College metrics of success
There’s a really interesting article over at the Wall Street Journal today, written by Andrea Fuller and entitled The Watchdogs of College Education Rarely Bite. The article discusses the accreditation system for colleges, and how it is more or less dysfunctional. Here’s an example from the article of how they are failing to do a good job:
At Bluefield State College in West Virginia, accreditors from the Higher Learning Commission suggested in 2011 that new electronic signs on campus might be difficult for students to read while driving, according to a copy of the report. The report didn’t mention the college’s graduation rate of 25% or less since 2006.
There is troubling evidence presented in the article that we should definitely pay attention to. It’s quite possible that the accreditors are being paid off, or at least have insufficient reason to come down hard on terribly performing schools. I hope we spend time rethinking the whole system.
However, I think it’s interesting to think about the metrics of success that were used in the article. It’s also an important step towards designing a more “data-driven” accreditation approach.
So, for the most part, the article described things in terms of graduation rates and student loan defaults. Not a bad start if you wanted to measure a school: you want high graduate rates, and you want low student loan default rates. Also, they did a good thing, namely compared these numbers to a baseline. In this case their baseline was the average for the schools that have lost accreditation since 2000. Here’s their plot:
Again, these are important metrics, but the logic of the above chart seems to be, if there is a school with a lower graduation rate or a higher default rate than these baseline numbers, or both, then you should also lose your accreditation.
And by the way, I’m not really disagreeing – there are too many bad schools out there, and this seems like a pretty good way of finding truly terrible outliers. Even so, as a data nerd, I need to make the argument that these statistics are highly misleading, or can be.
Say you are trying to compare two school, and one has a higher graduation rate than the other. Do you conclude that the one with a higher graduation rate is better? Well, no. It could just graduate people because it pushes people through the classes without really teaching them anything. Or, the other one could be lower because it takes a chance on more students. In other words, a graduation rate can be lower or higher for good or bad reasons, and taken alone is not a great indicator. Lots of community colleges, moreover, are set up to be transfer schools, and the students deliberately start at that school, then transfer to 4-year colleges, thus lowering the overall graduation rate. It’s a good thing that such schools exist, and we wouldn’t want to close them all down.

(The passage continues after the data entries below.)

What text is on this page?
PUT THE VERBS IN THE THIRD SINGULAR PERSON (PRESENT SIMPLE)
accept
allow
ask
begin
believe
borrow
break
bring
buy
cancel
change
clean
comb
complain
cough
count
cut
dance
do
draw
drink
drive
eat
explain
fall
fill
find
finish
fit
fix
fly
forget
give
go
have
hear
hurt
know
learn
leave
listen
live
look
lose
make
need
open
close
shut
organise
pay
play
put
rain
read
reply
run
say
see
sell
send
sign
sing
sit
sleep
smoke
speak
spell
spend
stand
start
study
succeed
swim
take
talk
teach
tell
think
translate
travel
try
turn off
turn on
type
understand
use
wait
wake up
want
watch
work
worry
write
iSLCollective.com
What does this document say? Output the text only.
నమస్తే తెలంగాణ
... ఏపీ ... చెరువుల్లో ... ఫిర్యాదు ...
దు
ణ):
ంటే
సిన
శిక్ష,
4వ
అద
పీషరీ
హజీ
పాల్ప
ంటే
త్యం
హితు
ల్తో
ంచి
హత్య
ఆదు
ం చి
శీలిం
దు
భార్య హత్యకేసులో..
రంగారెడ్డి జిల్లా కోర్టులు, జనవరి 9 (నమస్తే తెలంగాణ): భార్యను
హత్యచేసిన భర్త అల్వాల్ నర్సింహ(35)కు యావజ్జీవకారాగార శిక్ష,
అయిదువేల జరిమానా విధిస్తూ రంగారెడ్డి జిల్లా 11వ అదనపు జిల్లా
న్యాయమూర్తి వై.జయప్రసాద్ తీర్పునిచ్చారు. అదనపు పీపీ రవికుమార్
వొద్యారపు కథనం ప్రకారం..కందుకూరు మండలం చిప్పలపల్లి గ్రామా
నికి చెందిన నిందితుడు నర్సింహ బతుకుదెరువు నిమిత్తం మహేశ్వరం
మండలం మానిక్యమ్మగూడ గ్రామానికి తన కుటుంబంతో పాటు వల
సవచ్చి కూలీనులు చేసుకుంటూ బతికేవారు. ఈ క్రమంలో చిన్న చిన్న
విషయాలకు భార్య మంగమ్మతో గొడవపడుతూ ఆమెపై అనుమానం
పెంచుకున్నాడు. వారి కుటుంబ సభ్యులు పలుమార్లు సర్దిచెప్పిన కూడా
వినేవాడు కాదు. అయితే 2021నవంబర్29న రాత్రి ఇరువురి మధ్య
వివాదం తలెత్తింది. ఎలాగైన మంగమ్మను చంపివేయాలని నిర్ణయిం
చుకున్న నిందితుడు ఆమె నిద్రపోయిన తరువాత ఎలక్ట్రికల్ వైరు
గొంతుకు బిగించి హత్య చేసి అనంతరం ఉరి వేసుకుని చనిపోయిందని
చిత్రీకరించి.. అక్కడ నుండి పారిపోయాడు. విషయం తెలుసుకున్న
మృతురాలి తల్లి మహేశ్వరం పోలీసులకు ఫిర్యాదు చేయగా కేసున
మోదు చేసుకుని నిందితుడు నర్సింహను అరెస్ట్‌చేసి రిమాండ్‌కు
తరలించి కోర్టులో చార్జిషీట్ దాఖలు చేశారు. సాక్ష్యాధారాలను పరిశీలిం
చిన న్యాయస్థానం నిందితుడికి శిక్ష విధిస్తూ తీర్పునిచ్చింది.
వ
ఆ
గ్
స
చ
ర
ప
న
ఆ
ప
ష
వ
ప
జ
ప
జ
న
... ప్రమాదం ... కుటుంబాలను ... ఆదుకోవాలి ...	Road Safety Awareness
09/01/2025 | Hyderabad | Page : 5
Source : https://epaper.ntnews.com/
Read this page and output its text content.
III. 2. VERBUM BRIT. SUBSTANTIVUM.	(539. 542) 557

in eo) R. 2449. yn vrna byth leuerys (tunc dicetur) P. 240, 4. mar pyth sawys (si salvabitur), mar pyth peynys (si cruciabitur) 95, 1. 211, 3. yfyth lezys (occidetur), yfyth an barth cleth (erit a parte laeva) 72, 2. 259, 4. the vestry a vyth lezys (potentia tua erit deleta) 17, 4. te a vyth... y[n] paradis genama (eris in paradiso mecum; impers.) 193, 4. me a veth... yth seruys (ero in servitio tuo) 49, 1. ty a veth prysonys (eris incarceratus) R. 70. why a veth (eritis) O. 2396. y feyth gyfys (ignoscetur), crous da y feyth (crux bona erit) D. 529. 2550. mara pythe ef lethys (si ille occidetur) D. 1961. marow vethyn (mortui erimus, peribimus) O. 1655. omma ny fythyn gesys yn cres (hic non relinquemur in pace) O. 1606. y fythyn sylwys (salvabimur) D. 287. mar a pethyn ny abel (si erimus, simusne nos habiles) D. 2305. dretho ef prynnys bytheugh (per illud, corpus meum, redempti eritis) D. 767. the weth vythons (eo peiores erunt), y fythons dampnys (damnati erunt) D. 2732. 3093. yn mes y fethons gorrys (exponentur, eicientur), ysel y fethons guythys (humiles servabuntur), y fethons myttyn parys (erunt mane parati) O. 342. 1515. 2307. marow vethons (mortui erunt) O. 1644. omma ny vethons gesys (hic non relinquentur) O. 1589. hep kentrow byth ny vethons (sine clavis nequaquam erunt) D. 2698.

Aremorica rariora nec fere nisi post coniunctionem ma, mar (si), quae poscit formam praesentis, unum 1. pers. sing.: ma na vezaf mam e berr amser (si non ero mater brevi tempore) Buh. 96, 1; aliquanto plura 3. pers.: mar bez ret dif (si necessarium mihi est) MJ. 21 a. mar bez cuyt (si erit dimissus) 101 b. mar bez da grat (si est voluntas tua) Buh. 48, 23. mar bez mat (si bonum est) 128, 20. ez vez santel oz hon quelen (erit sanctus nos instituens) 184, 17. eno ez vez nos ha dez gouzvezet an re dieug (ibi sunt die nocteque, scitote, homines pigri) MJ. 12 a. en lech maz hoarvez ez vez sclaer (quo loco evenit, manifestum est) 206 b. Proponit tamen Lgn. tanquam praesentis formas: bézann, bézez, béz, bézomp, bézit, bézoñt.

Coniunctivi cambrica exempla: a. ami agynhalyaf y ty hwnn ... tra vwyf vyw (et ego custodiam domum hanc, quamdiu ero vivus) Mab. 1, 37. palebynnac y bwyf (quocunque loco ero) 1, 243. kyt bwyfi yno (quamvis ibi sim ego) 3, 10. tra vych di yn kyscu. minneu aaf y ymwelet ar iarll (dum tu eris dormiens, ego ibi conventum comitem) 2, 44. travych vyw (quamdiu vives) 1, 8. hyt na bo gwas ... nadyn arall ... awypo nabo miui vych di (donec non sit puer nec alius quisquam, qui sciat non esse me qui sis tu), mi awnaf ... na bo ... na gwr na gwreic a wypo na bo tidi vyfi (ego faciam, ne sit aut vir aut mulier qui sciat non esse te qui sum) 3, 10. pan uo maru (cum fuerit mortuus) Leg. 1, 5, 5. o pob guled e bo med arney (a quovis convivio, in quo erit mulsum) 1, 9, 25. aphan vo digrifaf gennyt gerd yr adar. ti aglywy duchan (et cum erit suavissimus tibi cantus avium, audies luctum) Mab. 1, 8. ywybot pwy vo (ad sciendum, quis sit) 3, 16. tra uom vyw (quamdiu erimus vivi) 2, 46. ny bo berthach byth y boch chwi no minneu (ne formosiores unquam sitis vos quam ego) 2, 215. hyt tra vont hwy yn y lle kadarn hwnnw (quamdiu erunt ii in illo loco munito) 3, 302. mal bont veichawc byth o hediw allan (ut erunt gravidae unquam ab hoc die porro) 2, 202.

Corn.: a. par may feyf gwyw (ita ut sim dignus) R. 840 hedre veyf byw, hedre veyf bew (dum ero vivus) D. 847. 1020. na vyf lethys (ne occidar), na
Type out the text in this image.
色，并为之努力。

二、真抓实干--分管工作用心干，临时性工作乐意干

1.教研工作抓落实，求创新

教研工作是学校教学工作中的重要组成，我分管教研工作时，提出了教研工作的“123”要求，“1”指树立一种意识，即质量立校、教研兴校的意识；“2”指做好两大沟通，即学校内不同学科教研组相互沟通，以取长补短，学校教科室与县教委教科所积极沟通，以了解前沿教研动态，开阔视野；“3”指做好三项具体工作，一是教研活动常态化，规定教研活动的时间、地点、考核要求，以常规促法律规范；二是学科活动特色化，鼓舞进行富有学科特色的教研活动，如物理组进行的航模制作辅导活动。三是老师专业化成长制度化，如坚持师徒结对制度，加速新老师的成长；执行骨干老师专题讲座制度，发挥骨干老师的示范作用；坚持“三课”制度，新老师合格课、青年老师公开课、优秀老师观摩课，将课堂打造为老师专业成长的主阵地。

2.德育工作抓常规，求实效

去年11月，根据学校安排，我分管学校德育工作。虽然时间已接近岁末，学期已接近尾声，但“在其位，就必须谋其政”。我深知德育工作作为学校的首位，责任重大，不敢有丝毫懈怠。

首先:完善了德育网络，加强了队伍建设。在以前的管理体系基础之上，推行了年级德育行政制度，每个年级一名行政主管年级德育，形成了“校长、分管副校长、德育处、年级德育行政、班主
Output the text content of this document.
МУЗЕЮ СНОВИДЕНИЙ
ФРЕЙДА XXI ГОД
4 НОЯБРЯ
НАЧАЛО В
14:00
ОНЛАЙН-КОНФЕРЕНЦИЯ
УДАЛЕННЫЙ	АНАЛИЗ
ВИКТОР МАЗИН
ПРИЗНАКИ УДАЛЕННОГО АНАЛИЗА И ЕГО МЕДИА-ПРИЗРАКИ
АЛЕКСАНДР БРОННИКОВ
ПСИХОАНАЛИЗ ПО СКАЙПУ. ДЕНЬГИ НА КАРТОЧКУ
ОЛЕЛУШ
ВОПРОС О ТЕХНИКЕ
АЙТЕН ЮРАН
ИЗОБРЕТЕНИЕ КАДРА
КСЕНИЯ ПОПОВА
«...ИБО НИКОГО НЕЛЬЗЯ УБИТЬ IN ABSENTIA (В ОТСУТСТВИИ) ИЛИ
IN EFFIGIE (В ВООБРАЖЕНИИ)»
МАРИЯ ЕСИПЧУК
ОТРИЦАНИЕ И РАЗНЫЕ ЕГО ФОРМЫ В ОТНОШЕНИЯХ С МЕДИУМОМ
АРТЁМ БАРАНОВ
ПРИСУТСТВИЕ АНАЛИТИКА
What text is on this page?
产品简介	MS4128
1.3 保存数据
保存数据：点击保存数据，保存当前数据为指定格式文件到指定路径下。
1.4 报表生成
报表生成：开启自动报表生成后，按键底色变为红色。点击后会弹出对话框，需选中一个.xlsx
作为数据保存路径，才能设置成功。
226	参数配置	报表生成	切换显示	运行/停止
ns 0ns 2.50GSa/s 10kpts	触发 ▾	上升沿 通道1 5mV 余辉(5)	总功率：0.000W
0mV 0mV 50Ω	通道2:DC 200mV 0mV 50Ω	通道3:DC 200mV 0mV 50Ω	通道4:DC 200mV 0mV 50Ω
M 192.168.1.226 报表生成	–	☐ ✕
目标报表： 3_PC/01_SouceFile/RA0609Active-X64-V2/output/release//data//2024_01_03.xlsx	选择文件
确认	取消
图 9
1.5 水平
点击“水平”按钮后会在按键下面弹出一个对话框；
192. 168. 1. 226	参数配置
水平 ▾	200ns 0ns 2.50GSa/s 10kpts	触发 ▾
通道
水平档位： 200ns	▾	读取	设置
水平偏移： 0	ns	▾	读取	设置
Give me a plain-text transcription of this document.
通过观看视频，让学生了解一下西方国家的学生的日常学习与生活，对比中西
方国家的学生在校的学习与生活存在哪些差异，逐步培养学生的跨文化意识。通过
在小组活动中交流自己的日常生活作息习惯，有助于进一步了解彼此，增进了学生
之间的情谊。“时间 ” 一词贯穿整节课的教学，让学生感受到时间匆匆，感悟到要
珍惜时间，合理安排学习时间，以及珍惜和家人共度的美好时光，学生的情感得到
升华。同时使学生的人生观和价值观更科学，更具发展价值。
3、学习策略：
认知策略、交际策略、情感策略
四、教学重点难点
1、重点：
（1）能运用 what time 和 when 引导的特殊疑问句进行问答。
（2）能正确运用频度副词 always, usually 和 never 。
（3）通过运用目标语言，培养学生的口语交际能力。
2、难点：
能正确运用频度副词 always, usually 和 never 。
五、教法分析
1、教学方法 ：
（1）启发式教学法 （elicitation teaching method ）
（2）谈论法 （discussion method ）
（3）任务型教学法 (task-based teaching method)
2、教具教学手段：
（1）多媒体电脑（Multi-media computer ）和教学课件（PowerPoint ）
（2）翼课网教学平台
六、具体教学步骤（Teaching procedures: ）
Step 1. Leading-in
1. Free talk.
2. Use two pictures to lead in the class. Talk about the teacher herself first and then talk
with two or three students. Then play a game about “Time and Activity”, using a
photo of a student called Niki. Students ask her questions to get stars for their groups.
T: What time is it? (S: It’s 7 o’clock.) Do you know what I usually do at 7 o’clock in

Similarly, higher default rates on student loans could be an artifact of a school taking chances on students that otherwise have fewer options, or a bad economy, or even just the type of education that is offered. Engineering schools tend to graduate students who find jobs quickly and easily, but that doesn’t mean every school should become an engineering school. So I wouldn’t compare default rates of two colleges and conclude that the college with a low default rate is necessarily better.
What I’m coming to is that deciding whether a given college has become a failure is actually pretty tricky, and we can complain – and should complain, apparently – about the current system of accreditation, but we can’t claim that it’s as simple as looking at two metrics and deciding what the cut-off is. Choosing a perfect threshold would be tricky.
Or rather, we could do something like that, but then it might have weird effects. If we closed all the schools that don’t keep graduation rates high and default rates low, we might see non-engineering students pushed out of the system, or we might see schools create partnerships with corporations and become federal aid-funded corporate training centers, we might just see (even more) widespread fraud in terms of reporting such things.